A car bomb in the southern Philippines killed one person and wounded seven Monday in an attack targeting a governor who took office after many of his relatives were slain in the country's worst political massacre in 2009.
Maguindanao Gov. Esmael Mangudadatu said he was shaken but unhurt in the bombing that struck his convoy on a busy highway in Tacurong City in Sultan Kudarat Province.
He and his followers were heading to a restaurant to celebrate his birthday.
"The blast was so powerful and I saw one of the cars in my convoy going up in flames," Mangudadatu told ABS-CBN television network.
Sultan Kudarat police chief Senior Supt. Danilo Peralta said it was not immediately clear whether the person killed by the blast was a pedestrian or a member of the convoy.
The bomb consisted of a 105 Howitzer round and was remotely detonated in a parked white car, the military said.
Mangudadatu, an ex-town mayor, rose to prominence in November 2009 when 57 people - including his wife, sisters, supporters and several journalists - were gunned down in Maguindanao in a widely condemned massacre that was blamed on his political rivals.
Mangudadatu's relatives and supporters were attacked while they were traveling to register his candidacy for governor, a position he later won by a landslide.

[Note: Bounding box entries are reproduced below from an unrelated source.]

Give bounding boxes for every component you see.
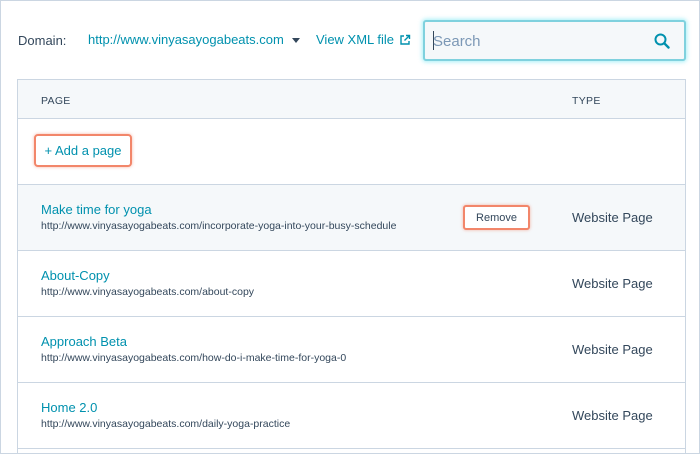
page-title-link[interactable]: Home 2.0 <box>41 400 97 415</box>
domain-label: Domain: <box>18 33 67 48</box>
domain-dropdown[interactable]: http://www.vinyasayogabeats.com <box>88 32 300 47</box>
search-icon[interactable] <box>654 33 670 49</box>
remove-button[interactable]: Remove <box>463 205 530 230</box>
page-type: Website Page <box>572 276 653 291</box>
sitemap-panel: Domain: http://www.vinyasayogabeats.com … <box>0 0 700 454</box>
page-title-link[interactable]: Approach Beta <box>41 334 127 349</box>
table-row[interactable]: Approach Beta http://www.vinyasayogabeat… <box>18 317 685 383</box>
external-link-icon <box>400 34 411 45</box>
view-xml-file-label: View XML file <box>316 32 395 47</box>
search-box[interactable] <box>423 20 686 61</box>
page-title-link[interactable]: Make time for yoga <box>41 202 152 217</box>
table-row[interactable]: Home 2.0 http://www.vinyasayogabeats.com… <box>18 383 685 449</box>
column-header-page: PAGE <box>41 95 71 107</box>
chevron-down-icon <box>291 37 300 43</box>
page-url: http://www.vinyasayogabeats.com/how-do-i… <box>41 352 347 364</box>
page-url: http://www.vinyasayogabeats.com/incorpor… <box>41 220 397 232</box>
page-type: Website Page <box>572 210 653 225</box>
page-type: Website Page <box>572 408 653 423</box>
column-header-type: TYPE <box>572 95 601 107</box>
pages-table: PAGE TYPE + Add a page Make time for yog… <box>17 79 686 453</box>
view-xml-file-link[interactable]: View XML file <box>316 32 411 47</box>
domain-value: http://www.vinyasayogabeats.com <box>88 32 284 47</box>
sitemap-toolbar: Domain: http://www.vinyasayogabeats.com … <box>1 1 699 79</box>
search-input[interactable] <box>433 30 643 52</box>
page-url: http://www.vinyasayogabeats.com/daily-yo… <box>41 418 291 430</box>
page-title-link[interactable]: About-Copy <box>41 268 110 283</box>
add-page-button[interactable]: + Add a page <box>34 134 132 167</box>
table-header: PAGE TYPE <box>18 80 685 119</box>
add-page-row: + Add a page <box>18 119 685 185</box>
page-url: http://www.vinyasayogabeats.com/about-co… <box>41 286 255 298</box>
table-row[interactable]: Make time for yoga http://www.vinyasayog… <box>18 185 685 251</box>
table-row[interactable]: About-Copy http://www.vinyasayogabeats.c… <box>18 251 685 317</box>
page-type: Website Page <box>572 342 653 357</box>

A powerful family patriarch and former governor, Andal Ampatuan Sr., and a number of his sons are among the 196 people accused in the massacre.
No group immediately claimed responsibility for Monday's attack.
Sultan Kudarat and nearby Maguindanao, about 950 kilometers (590 miles) southeast of Manila, are in a violent region that teems with Muslim guerrillas and warlord clans with private armies.